Mitigating Accuracy-Robustness Trade-off via Balanced Multi-Teacher Adversarial Distillation
Shiji Zhao, Xizhe Wang, Xingxing Wei
TL;DR
The paper tackles the intrinsic accuracy-robustness trade-off in Adversarial Training by introducing Balanced Multi-Teacher Adversarial Distillation (B-MTARD), which leverages a clean teacher for natural inputs and a robust teacher for adversarial inputs. It proposes two novel balancing mechanisms: Entropy-Based Balance, which aligns teachers’ knowledge scales by adjusting temperatures to equalize information entropy, and Normalization Loss Balance, which equalizes the student’s learning speeds from different teachers through adaptive loss weighting. The approach is validated on CIFAR-10/100 and Tiny-ImageNet, achieving state-of-the-art Weighted Robust Accuracy across multiple white-box and black-box attacks and outperforming prior ARD and multi-teacher distillation methods. The results demonstrate the practical viability of decoupling accuracy and robustness and offer a framework potentially extendable to other multi-objective learning problems.
Abstract
Adversarial Training is a practical approach for improving the robustness of deep neural networks against adversarial attacks.

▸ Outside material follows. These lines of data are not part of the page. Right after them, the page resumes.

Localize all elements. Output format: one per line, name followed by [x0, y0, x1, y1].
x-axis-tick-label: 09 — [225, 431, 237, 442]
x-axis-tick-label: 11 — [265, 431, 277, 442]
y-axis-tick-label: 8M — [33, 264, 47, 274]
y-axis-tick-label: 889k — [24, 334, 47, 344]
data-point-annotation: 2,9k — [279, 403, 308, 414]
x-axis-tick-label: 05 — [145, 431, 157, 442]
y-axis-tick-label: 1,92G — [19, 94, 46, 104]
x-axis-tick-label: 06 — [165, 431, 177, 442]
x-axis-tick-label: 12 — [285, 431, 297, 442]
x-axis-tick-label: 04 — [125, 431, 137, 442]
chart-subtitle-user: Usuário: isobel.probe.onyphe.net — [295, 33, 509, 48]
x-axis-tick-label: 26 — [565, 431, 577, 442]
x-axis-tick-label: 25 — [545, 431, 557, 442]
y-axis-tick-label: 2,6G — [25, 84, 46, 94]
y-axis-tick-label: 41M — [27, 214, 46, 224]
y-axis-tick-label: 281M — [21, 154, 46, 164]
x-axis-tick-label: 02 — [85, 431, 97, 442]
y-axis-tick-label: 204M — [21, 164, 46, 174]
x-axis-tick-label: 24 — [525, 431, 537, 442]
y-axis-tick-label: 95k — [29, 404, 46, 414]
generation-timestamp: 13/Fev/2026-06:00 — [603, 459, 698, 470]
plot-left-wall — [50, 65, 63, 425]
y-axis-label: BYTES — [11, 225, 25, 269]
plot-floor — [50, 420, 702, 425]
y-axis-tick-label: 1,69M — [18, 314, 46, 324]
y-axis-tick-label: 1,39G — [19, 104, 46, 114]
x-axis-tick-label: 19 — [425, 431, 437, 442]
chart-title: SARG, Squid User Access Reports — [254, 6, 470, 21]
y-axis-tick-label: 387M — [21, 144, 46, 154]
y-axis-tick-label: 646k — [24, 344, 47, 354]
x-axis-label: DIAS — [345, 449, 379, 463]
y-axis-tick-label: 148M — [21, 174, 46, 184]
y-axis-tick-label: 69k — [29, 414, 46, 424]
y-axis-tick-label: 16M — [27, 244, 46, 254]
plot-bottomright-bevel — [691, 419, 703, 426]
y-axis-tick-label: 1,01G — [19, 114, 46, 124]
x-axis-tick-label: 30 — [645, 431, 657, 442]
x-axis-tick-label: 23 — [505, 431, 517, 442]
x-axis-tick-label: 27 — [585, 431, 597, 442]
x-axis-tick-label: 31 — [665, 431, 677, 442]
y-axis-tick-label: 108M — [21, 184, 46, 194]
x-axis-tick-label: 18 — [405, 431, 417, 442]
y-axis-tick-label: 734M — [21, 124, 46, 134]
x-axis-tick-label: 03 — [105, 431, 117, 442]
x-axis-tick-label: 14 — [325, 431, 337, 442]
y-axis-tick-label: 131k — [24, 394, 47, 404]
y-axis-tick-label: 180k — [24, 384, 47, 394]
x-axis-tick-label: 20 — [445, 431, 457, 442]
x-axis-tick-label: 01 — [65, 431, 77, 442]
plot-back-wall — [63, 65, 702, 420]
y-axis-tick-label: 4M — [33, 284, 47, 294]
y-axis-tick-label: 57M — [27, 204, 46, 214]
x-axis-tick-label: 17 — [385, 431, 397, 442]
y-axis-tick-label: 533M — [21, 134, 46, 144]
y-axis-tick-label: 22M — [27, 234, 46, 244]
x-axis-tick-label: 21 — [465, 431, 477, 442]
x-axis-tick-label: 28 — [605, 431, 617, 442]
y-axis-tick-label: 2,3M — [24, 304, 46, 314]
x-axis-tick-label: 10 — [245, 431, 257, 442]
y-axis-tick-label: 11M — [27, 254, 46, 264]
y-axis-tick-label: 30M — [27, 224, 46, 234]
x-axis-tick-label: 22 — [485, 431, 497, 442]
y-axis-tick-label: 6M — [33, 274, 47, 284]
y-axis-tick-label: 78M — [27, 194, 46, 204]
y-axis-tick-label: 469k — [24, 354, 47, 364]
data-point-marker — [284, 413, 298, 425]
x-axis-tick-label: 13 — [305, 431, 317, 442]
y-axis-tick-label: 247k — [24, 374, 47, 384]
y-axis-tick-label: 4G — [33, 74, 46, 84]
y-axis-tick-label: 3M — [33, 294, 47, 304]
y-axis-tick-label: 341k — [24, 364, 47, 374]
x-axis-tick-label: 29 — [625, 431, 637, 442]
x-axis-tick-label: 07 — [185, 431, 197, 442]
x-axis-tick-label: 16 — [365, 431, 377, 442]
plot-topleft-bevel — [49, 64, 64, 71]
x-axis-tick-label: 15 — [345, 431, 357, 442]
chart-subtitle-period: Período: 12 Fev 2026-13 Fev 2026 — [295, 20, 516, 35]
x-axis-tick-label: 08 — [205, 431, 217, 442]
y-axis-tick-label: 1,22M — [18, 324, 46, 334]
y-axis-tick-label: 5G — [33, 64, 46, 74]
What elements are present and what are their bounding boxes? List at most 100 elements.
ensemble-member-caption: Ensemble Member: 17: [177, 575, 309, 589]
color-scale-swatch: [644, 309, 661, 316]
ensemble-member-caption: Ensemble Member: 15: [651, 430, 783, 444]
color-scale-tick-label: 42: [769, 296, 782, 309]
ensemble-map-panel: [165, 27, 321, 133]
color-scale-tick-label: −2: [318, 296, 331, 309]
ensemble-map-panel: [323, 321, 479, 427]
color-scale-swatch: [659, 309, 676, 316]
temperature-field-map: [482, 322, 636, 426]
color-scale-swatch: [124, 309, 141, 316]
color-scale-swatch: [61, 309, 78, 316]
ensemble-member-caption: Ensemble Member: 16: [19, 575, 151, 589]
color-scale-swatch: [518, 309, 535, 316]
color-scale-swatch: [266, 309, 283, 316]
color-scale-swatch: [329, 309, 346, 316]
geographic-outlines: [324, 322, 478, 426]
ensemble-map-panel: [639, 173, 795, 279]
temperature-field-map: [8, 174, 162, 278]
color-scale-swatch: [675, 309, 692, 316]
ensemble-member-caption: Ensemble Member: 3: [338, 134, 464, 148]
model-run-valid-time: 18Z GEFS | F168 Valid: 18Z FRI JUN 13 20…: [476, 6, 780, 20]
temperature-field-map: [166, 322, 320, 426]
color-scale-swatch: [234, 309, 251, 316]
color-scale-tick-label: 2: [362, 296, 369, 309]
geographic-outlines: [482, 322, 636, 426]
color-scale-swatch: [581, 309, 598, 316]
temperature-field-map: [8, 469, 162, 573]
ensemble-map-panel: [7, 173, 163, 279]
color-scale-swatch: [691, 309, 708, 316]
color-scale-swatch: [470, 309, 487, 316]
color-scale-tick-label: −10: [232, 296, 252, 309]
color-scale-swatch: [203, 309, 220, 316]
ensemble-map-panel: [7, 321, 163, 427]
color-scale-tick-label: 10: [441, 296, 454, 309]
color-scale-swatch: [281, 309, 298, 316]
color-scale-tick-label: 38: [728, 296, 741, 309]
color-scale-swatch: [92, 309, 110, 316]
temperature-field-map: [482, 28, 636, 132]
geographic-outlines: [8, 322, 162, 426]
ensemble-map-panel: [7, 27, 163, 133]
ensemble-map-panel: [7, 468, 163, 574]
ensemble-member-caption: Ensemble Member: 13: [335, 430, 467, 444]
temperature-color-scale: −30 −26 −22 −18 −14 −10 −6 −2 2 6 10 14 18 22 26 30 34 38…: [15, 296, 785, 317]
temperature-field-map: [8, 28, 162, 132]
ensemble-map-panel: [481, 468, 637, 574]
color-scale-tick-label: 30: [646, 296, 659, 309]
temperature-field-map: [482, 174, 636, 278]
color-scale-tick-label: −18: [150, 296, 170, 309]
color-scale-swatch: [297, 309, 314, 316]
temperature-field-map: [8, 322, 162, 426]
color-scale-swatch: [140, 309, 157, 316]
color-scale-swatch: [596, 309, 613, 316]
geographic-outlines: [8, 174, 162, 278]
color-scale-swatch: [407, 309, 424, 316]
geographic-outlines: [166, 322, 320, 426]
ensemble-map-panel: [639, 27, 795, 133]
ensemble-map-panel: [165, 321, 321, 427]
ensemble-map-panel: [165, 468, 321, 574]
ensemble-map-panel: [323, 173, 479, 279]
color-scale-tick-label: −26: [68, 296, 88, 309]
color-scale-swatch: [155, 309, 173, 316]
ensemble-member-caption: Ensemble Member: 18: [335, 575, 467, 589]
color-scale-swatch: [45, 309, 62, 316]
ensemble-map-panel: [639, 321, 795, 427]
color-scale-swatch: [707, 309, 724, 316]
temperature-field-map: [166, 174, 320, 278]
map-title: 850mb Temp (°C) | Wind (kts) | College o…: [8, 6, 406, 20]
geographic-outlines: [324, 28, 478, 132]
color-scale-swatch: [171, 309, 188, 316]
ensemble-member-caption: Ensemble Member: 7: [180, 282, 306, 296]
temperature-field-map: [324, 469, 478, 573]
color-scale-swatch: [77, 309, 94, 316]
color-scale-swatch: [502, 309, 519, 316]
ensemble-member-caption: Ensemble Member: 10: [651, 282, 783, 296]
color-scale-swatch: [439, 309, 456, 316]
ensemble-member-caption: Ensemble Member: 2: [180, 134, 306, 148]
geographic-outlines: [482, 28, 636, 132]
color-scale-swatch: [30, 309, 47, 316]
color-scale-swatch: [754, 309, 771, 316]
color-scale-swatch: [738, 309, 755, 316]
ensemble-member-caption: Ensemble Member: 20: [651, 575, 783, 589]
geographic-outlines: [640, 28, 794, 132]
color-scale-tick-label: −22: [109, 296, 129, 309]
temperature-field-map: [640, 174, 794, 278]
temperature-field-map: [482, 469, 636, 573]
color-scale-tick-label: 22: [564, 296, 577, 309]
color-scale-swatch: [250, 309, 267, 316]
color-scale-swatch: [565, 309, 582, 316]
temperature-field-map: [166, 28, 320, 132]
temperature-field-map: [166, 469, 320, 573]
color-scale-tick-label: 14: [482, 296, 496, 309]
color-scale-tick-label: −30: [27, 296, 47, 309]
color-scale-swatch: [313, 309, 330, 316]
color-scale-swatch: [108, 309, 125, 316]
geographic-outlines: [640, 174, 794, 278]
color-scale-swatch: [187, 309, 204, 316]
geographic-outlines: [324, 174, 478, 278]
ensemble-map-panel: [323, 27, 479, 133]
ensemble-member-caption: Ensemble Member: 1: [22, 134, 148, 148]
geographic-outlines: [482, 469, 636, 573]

Although bringing reliable robustness, the performance towards clean examples is negatively affected after Adversarial Training, which means a trade-off exists between accuracy and robustness. Recently, some studies have tried to use knowledge distillation methods in Adversarial Training, achieving competitive performance in improving the robustness but the accuracy for clean samples is still limited. In this paper, to mitigate the accuracy-robustness trade-off, we introduce the Balanced Multi-Teacher Adversarial Robustness Distillation (B-MTARD) to guide the model's Adversarial Training process by applying a strong clean teacher and a strong robust teacher to handle the clean examples and adversarial examples, respectively. During the optimization process, to ensure that different teachers show similar knowledge scales, we design the Entropy-Based Balance algorithm to adjust the teacher's temperature and keep the teachers' information entropy consistent. Besides, to ensure that the student has a relatively consistent learning speed from multiple teachers, we propose the Normalization Loss Balance algorithm to adjust the learning weights of different types of knowledge. A series of experiments conducted on three public datasets demonstrate that B-MTARD outperforms the state-of-the-art methods against various adversarial attacks.